2005年3月18日(金)「しんぶん赤旗」

主張

非核「神戸方式」

核艦船の入港を止めた30年


 ちょうど三十年前の一九七五年三月十八日、神戸市議会は、「核兵器積載艦の神戸港入港拒否に関する決議」を採択しました。

 これにもとづき、神戸市長は、神戸港の管理者として、核兵器を積載していないという証明書を提出しない軍艦の入港を拒否する措置をとることになりました。原爆の恐怖を知る日本の自治体が、市民と核兵器は共存できないとの見地を鮮明にした歴史的措置です。

非核三原則の実効措置

 非核「神戸方式」が実施される前年の七四年秋、アメリカのラロック元海軍提督が、米艦船による日本への核兵器持ち込みをあきらかにしました。「核持ち込みはない」との日本政府の説明がウソであることがはっきりするなかで、自治体として可能な非核の措置が検討されました。

 神戸市の行政措置は絶大な効果を発揮しました。フランスやイタリアなどの軍艦が非核証明書を提出して入港する一方、六〇年の日米安保条約締結から決議まで四百三十二隻入港していた米艦船は、決議後は入港の申請すらやめました。核の存否をあきらかにしない政策のためです。

 非核「神戸方式」は、核兵器を「持たず、作らず、持ち込ませず」の非核三原則を実効あるものにする力をもっています。

 政府は、日米安保条約の事前協議制度が、「日本側が知らないうちに核兵器が持ち込まれたりするようなことがないようにするため」(外務省『新しい日米間の相互協力・安全保障条約』)の規定であり、米側から事前協議の申し出がないのは核持ち込みのない証拠といってきました。しかし、事前協議は一度もありません。六四年、米原潜(シードラゴン)が初めて日本に寄港し、次いで、六八年に原子力空母エンタープライズが寄港する計画が表面化しました。唯一の原爆被爆国である国民の反核世論と運動は一気につよまりました。これを抑えこむために六七年、佐藤首相が「核抑止力維持」などとともに示したのが非核三原則です。七一年十一月の沖縄返還協定採決のさいに衆院本会議で決議され、その後政府が、「国是」というまでになりました。非核三原則にもとづいて核持ち込みの協議の申し出があれば拒否すると説明しました。

 ところが、事前協議制度には国民をあざむく密約がありました。日本共産党が入手した「米陸軍参謀部資料」には、日米両政府が、六〇年一月六日に、「合衆国艦船の日本領海や港湾への立ち入り」は事前協議の対象外だと合意したことを示す文書がありました。事前協議などあるはずがありません。核兵器が持ち込まれていたことは、いまや明白です。

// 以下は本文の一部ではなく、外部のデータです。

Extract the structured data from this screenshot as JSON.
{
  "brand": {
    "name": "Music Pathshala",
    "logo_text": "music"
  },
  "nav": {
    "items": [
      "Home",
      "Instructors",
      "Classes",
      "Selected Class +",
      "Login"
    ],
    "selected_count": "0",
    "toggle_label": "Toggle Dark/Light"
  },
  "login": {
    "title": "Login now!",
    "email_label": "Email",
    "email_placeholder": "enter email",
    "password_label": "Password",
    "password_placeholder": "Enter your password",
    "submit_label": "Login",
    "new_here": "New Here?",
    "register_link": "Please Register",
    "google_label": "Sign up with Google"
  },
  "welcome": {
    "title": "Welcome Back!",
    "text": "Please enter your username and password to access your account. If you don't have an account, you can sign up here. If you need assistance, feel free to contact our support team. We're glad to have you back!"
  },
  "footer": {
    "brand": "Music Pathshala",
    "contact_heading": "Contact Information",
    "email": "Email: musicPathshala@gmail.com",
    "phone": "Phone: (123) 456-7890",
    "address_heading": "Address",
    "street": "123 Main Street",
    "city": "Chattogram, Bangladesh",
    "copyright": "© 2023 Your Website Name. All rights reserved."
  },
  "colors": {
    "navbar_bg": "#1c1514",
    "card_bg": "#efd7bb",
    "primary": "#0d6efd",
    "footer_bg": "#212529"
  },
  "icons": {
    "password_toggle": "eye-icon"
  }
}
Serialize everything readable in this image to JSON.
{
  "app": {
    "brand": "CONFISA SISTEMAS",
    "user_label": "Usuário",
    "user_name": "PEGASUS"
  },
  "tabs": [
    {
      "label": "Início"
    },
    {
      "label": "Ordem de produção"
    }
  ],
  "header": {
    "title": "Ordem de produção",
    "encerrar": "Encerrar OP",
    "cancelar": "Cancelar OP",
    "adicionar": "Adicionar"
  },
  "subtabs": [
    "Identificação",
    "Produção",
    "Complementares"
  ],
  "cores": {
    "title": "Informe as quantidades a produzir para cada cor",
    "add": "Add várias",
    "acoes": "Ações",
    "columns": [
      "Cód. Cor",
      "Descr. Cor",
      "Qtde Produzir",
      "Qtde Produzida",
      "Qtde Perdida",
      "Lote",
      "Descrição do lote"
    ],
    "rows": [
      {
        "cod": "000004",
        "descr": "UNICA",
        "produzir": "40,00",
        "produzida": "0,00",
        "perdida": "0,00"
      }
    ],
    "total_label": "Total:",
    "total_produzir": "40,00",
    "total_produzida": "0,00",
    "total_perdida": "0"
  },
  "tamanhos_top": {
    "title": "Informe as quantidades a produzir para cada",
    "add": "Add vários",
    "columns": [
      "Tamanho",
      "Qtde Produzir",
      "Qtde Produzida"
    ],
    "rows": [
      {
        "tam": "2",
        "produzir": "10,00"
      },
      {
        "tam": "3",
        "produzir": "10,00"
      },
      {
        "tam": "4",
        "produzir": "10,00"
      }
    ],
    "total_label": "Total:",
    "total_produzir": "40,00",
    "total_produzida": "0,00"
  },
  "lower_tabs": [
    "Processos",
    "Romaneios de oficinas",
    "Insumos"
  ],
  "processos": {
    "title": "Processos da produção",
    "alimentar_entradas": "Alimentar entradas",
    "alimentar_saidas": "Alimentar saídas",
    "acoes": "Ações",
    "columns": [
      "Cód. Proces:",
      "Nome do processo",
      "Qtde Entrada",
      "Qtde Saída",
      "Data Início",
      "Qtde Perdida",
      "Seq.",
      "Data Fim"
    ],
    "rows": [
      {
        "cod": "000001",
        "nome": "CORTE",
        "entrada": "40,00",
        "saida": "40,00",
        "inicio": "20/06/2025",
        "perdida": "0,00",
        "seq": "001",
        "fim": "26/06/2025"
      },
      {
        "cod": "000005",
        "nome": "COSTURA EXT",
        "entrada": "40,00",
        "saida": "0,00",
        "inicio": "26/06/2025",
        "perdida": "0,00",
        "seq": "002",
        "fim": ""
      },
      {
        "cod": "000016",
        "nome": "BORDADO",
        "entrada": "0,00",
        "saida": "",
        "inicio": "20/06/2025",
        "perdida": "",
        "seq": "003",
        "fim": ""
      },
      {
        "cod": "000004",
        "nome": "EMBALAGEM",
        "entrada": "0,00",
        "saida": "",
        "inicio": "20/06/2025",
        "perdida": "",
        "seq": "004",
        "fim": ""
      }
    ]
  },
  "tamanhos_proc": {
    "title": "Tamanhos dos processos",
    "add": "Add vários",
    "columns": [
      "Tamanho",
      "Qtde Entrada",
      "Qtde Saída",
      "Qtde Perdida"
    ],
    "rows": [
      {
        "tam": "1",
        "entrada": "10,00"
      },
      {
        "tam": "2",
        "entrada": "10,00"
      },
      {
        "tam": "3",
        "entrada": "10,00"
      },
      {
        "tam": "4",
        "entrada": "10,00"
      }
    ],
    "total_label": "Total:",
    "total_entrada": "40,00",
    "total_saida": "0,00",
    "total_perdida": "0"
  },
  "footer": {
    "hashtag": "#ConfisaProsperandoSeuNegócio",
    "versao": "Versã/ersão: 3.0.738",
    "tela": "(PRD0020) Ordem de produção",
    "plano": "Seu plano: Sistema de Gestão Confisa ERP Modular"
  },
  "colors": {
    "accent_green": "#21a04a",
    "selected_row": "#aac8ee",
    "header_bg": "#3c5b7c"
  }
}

 神戸市が、非核「神戸方式」の実施によって非核三原則を忠実に履行し、核兵器持ち込みを拒否してきたことはきわめて重要です。

 今年は、被爆から六十年。核兵器の廃絶を求める世界的な世論と運動が高まっています。三十周年となる非核「神戸方式」が、あらためて注目を集めています。

ますます大事になる

 歴代の米政府は核使用政策をすすめてきました。とくに、ブッシュ政権は核使用の敷居を低くし、先制攻撃戦争で核兵器を使用する政策をすすめています。日本への寄港の回数が激増している米攻撃型潜水艦に核弾頭つき巡航ミサイルを再配備する方針もきめています。

 日本への核持ち込みを拒否する非核「神戸方式」はますます重要になっています。